Algunos amigos dudaban que este pintor y arquitecto pudiera sobrevivir sin la complicidad de quien fuera su compañera por cuatro décadas. Sus ojos a menudo se humedecen cuando la recuerda. “Soy muy sentimental y muy llorón”, se disculpa.

Santa Ethel
Jorge Uribe recorre y enseña con amabilidad este espacio de 300 metros cuadrados ubicado al frente del Parque Bolívar. Allí, el arte y la creatividad brotan en todas las paredes, muebles, cuadros, camas, mesas, escritorios y rincones. De una planta cuelgan billetes, de un sofá salen los ojazos azules y enigmáticos de un gato, detrás de una puerta asoma el Divino Niño y en unas botas retoñan flores. Por las ventanas, al lado de un diván rosado lola, saluda una vista privilegiada del Centro de Medellín: la Catedral Metropolitana, el Parque Bolívar y su San Alejo son apenas algunos de los referentes que han inspirado las pinturas de Jorge Uribe y donde a menudo acude a solazarse.
“Santa Ethel”, musita medio en serio medio en broma cuando le preguntamos si es posible no sentirla entre tantos recuerdos, en sus obras, sus sillas, sus plantas, su estudio, sus libros, su esencia. Confiesa que Ethel lo ilumina, le da fuerzas y le muestra los caminos. “La siento mediante impulsos, no sólo yo sino muchos amigos. Ethel me ayuda en todo, hasta para pintar… me dice qué es lo que tengo que hacer, cómo tengo que hacer las relaciones públicas porque yo soy muy malo para eso y ella era muy buena. No hay certeza de que sea una comunicación real, pero creer en eso le ayuda a uno a vivir”.
Cuando se graduó en arquitectura a mediados del siglo 20, Jorge Uribe estuvo en Europa durante tres años. Allí conoció a Ethel Gilmour. Posteriormente se radicaron en Medellín.
Luego de vincularse durante un año como arquitecto a una empresa, ingresó como profesor a la Universidad Nacional. En ese tiempo solo era un pintor aficionado. Pero después de jubilarse empezó a tomar la pintura en serio. “Veía pintar a Ethel y empecé con bodegones, frutas, un florerito, cosas sencillas que también pueden ser muy complejas”.
Hoy las acuarelas y los collages han sido la mejor vía para llenar el vacío que dejó la muerte. “No tengo especialidad, para mí es lo que uno sienta, es el sentimiento. Uno va adquiriendo madurez. En arquitectura y las bellas artes lo básico es la educación del ojo, o sea que a medida que uno va mirando aprende a ver”.
Trabaja varias horas al día y, para no interrumpir, con frecuencia pasa derecho sin almorzar. “Cuando estaba con ella era muy organizado”, recuerda. “Ahora es otro ritmo distinto y me he acomodado. Voy descubriendo otra vida, es como volver a ser soltero pero de más edad”.


Defensor del patrimonio
Hijo de quien a la vez era médico prestante y músico frustrado, y de una artista de los tejidos, desde niño Jorge Uribe dibujaba, disfrutaba los colores, los trabajos manuales y leía.
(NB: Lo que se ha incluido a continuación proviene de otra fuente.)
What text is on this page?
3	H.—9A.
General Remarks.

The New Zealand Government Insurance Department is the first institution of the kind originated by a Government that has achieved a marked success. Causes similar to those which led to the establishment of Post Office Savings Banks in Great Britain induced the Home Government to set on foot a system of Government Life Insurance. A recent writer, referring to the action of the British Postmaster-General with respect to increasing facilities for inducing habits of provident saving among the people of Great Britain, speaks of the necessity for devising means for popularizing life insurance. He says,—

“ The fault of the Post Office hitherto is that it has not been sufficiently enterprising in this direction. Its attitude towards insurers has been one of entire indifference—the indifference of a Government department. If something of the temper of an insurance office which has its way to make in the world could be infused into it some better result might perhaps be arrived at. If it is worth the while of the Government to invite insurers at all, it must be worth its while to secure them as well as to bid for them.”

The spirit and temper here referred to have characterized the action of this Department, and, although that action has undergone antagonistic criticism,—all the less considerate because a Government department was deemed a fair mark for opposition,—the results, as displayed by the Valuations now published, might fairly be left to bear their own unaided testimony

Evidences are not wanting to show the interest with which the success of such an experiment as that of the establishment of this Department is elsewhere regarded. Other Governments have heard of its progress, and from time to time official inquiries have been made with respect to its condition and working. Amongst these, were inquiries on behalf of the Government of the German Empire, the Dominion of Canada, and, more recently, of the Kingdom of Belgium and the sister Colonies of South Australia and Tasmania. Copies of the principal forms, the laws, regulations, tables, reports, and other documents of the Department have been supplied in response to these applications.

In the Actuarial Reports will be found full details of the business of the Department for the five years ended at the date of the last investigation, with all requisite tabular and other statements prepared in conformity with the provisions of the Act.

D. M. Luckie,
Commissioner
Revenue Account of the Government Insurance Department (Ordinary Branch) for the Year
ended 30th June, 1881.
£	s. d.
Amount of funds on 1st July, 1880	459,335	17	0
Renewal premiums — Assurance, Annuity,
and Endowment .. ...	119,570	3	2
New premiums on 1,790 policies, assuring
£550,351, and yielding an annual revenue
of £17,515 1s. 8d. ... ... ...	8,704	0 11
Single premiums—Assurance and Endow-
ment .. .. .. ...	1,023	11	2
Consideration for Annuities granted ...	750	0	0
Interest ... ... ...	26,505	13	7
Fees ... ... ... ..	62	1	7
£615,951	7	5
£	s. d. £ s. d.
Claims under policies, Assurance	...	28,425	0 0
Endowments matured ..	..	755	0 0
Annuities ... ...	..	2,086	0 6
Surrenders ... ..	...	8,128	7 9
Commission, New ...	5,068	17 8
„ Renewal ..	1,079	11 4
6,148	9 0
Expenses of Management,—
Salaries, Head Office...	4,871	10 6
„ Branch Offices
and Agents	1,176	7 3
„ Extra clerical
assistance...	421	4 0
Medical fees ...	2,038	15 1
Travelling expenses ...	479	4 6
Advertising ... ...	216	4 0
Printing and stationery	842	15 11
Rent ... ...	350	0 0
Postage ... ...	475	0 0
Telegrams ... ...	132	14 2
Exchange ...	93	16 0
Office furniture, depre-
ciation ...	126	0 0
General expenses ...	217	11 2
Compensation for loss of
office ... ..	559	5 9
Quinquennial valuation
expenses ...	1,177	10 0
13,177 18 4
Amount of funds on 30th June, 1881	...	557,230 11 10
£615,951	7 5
Pero en aquellos años, en una familia como la suya, era impensable que alguien se dedicara al arte. “Cualquier cosa de esas era la bohemia, no era para la gente decente, se decía”. Entonces ingresó a la carrera más afín: arquitectura. Al graduarse, viajó a Europa por tres años, estudió inglés, francés, urbanismo, diseño de interiores, recorrió pueblos y museos y, lo más importante, conoció a Ethel Gilmour.
A su regreso a Medellín se vinculó como arquitecto a una empresa, pero su sensibilidad le marcó el camino. “Sufrí mucho porque había que hacer una arquitectura comercial, tumbar bellas casas viejas y hacer edificios horribles”. Por fortuna, ese trabajo no duró más de un año y Jorge ingresó como profesor de volúmenes a la Universidad Nacional, donde se jubiló a finales de los años 80. Luego se dedicó a la pintura.